Spoofing is quite difficult as it involves the attacker predicting TCP/IP sequence numbers to coordinate a connection to target systems, but several tools are available to assist crackers in performing such a vulnerability.
Depends on target system running services (such as rsh, telnet, FTP and others) that use source-based authentication techniques, which are not recommended when compared to PKI or other forms of encrypted authentication used in ssh or SSL/TLS.
Disable ICMP Redirect and Enable IP Spoofing Protection
ICMP redirects are used by routers to tell the server that there is a better path to other networks than the one chosen by the server.
However, an intruder could potentially use ICMP redirect packets to alter the hosts’s routing table by causing traffic to use a path you didn’t intend.

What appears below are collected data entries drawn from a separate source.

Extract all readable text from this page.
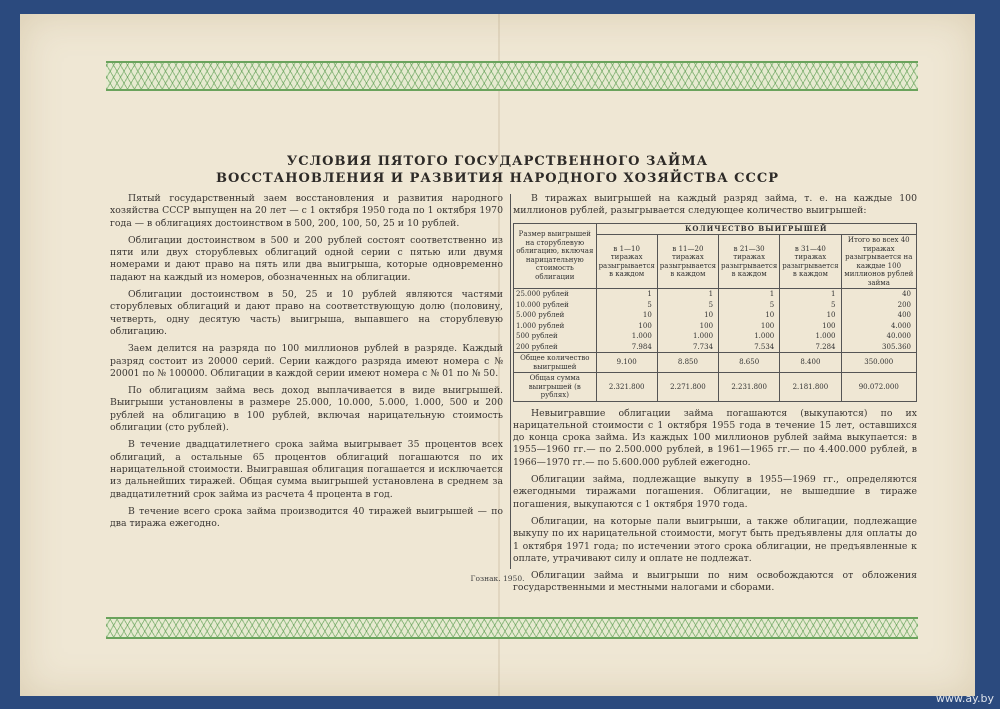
УСЛОВИЯ ПЯТОГО ГОСУДАРСТВЕННОГО ЗАЙМА
ВОССТАНОВЛЕНИЯ И РАЗВИТИЯ НАРОДНОГО ХОЗЯЙСТВА СССР

Пятый государственный заем восстановления и развития народного хозяйства СССР выпущен на 20 лет — с 1 октября 1950 года по 1 октября 1970 года — в облигациях достоинством в 500, 200, 100, 50, 25 и 10 рублей.

Облигации достоинством в 500 и 200 рублей состоят соответственно из пяти или двух сторублевых облигаций одной серии с пятью или двумя номерами и дают право на пять или два выигрыша, которые одновременно падают на каждый из номеров, обозначенных на облигации.

Облигации достоинством в 50, 25 и 10 рублей являются частями сторублевых облигаций и дают право на соответствующую долю (половину, четверть, одну десятую часть) выигрыша, выпавшего на сторублевую облигацию.

Заем делится на разряда по 100 миллионов рублей в разряде. Каждый разряд состоит из 20000 серий. Серии каждого разряда имеют номера с № 20001 по № 100000. Облигации в каждой серии имеют номера с № 01 по № 50.

По облигациям займа весь доход выплачивается в виде выигрышей. Выигрыши установлены в размере 25.000, 10.000, 5.000, 1.000, 500 и 200 рублей на облигацию в 100 рублей, включая нарицательную стоимость облигации (сто рублей).

В течение двадцатилетнего срока займа выигрывает 35 процентов всех облигаций, а остальные 65 процентов облигаций погашаются по их нарицательной стоимости. Выигравшая облигация погашается и исключается из дальнейших тиражей. Общая сумма выигрышей установлена в среднем за двадцатилетний срок займа из расчета 4 процента в год.

В течение всего срока займа производится 40 тиражей выигрышей — по два тиража ежегодно.

В тиражах выигрышей на каждый разряд займа, т. е. на каждые 100 миллионов рублей, разыгрывается следующее количество выигрышей:

Размер выигрышей на сторублевую облигацию, включая нарицательную стоимость облигации	КОЛИЧЕСТВО ВЫИГРЫШЕЙ				
	в 1—10 тиражах разыгрывается в каждом	в 11—20 тиражах разыгрывается в каждом	в 21—30 тиражах разыгрывается в каждом	в 31—40 тиражах разыгрывается в каждом	Итого во всех 40 тиражах разыгрывается на каждые 100 миллионов рублей займа
25.000 рублей	1	1	1	1	40
10.000 рублей	5	5	5	5	200
5.000 рублей	10	10	10	10	400
1.000 рублей	100	100	100	100	4.000
500 рублей	1.000	1.000	1.000	1.000	40.000
200 рублей	7.984	7.734	7.534	7.284	305.360
Общее количество выигрышей	9.100	8.850	8.650	8.400	350.000
Общая сумма
выигрышей (в рублях)	2.321.800	2.271.800	2.231.800	2.181.800	90.072.000

Невыигравшие облигации займа погашаются (выкупаются) по их нарицательной стоимости с 1 октября 1955 года в течение 15 лет, оставшихся до конца срока займа. Из каждых 100 миллионов рублей займа выкупается: в 1955—1960 гг.— по 2.500.000 рублей, в 1961—1965 гг.— по 4.400.000 рублей, в 1966—1970 гг.— по 5.600.000 рублей ежегодно.

Облигации займа, подлежащие выкупу в 1955—1969 гг., определяются ежегодными тиражами погашения. Облигации, не вышедшие в тираже погашения, выкупаются с 1 октября 1970 года.

Облигации, на которые пали выигрыши, а также облигации, подлежащие выкупу по их нарицательной стоимости, могут быть предъявлены для оплаты до 1 октября 1971 года; по истечении этого срока облигации, не предъявленные к оплате, утрачивают силу и оплате не подлежат.

Облигации займа и выигрыши по ним освобождаются от обложения государственными и местными налогами и сборами.

Гознак. 1950.
www.ay.by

To disable ICMP Redirect Acceptance, edit the /etc/sysctl.conf file and add the following line:
net.ipv4.conf.all.accept_redirects = 0
# Do not accept ICMP redirects (prevent MITM attacks)
net.ipv4.conf.all.accept_redirects = 0
net.ipv6.conf.all.accept_redirects = 0
Enable IP Spoofing Protection
IP spoofing is a technique where an intruder sends out packets which claim to be from another host by manipulating the source address. IP spoofing is very often used for denial of service attacks.
To enable IP Spoofing Protection, turn on Source Address Verification.
Edit the /etc/sysctl.conf file and add the following line:
net.ipv4.conf.all.rp_filter = 1
Using iptables to reject spoofing.
If you have a Linux machine acting as a firewall for an internal network 192.168.0.* with two network interface.
Solution:
iptables -A -input -i external_interface -s 192.168.0.0/24 -j REJECT
*The Linux firewall can refuse packets in two manager - iptables call them DROP and REJECT.